A petition seeking to allow firearms to be openly carried inside the arena for this summer's Republican National Convention is sparking debate, attracting tens of thousands of signatures in a matter of days. But is it for real? And who actually started it?
It's one of those 21st-century mysteries that involves online petitions and the Twittersphere, against the backdrop of a presidential campaign that has been volatile and unpredictable.
The petition was created on Change.org last week, billing itself as an "open letter" asking the Republican National Committee, the National Rifle Association, Republican Party chairman Reince Priebus, the three remaining Republican presidential candidates and Quicken Loans Arena in Cleveland to allow firearms to be openly carried at the July convention.
The petition's creator was originally listed as Len Davies of Spokane, Wash., but was switched Monday to The Hyperationalist, several days after it claimed credit on a blog that has just one entry: the Change.org petition.
The Hyperationalist's Twitter account says it joined in March 2011, bears a picture of Abraham Lincoln as its profile photo and describes itself as "Speaking truth to stupid since … well, since now."
The petition slowly began picking up steam before really taking off over the weekend when it started to get some traction in the media. By mid-afternoon Monday, it had nearly 50,000 signatures. Those aren't historic numbers; some Change.org petitions garner 500,000 or more, said Max Burns, the U.S. communications manager for the site. But he said "this was incredibly fast growing."
So is it a serious petition seeking to allow open carry inside the convention hall? For those passionate about their Second Amendment rights, the petition appeals to their belief that openly carrying a firearm wards off danger. For those who oppose it, it speaks to the fear of gun violence that takes place every day.
Burns doesn't have the answer, but said it doesn't really matter because it has sparked a conversation, lighting up Change.org and Twitter with all sorts of commentary. Some called it a great idea to keep convention-goers safe; others consider it a call to arms for Second Amendment rights. Others voiced concerns about the prospect of gunfights breaking out inside the arena.
Secret Service says no firearms allowed
In the end it's likely to be only a theoretical question.
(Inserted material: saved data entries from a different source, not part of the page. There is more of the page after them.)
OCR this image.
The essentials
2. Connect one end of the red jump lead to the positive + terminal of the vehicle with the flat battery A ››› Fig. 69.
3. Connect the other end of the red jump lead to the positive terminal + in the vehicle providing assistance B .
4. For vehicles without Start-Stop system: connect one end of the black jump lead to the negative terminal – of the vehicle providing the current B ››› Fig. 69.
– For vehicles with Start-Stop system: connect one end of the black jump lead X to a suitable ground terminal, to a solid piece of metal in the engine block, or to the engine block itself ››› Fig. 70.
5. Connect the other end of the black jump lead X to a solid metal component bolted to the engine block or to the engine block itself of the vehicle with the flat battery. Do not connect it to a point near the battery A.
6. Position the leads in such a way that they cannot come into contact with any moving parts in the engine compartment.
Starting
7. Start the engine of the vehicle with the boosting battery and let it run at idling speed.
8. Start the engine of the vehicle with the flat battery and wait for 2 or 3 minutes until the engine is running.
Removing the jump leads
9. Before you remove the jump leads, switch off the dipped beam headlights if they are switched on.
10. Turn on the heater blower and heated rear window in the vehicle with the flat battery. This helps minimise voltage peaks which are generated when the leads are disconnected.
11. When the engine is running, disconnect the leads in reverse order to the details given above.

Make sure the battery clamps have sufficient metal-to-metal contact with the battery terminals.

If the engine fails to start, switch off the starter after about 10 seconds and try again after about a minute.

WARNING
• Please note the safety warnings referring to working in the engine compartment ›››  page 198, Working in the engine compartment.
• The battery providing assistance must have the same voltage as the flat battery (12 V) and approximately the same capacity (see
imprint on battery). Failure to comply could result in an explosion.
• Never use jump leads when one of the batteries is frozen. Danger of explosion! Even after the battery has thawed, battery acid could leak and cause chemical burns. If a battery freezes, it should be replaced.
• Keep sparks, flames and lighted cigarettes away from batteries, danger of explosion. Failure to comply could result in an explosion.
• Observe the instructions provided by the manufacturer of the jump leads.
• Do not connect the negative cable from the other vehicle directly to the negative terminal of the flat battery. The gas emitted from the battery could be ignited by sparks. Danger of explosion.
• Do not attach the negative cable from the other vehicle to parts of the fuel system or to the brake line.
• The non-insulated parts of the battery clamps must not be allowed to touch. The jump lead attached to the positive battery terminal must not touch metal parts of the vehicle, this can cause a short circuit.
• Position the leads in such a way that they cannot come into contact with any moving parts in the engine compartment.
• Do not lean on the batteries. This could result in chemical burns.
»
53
The Secret Service, which is in charge of security at presidential conventions, says no dice: "Individuals determined to be carrying firearms will not be allowed past a predetermined outer perimeter checkpoint, regardless of whether they possess a ticket to the event," said Robert K. Hoback, a spokesman for the Secret Service.
An email sent to The Hyperationalist by the AP was not immediately answered. Its Twitter page takes swipes at conservatives, Republicans and most especially the party's presidential front-runner, Donald Trump.
Party spokeswoman Kirsten Kukowski made clear the party supports the Second Amendment but will defer to the Secret Service. Candidates Senator Ted Cruz and Ohio Gov. John Kasich issued similar statements.
Trump, who supports making concealed carry permits valid in all 50 states, has not taken a position on the petition, saying he first wants to see its fine print.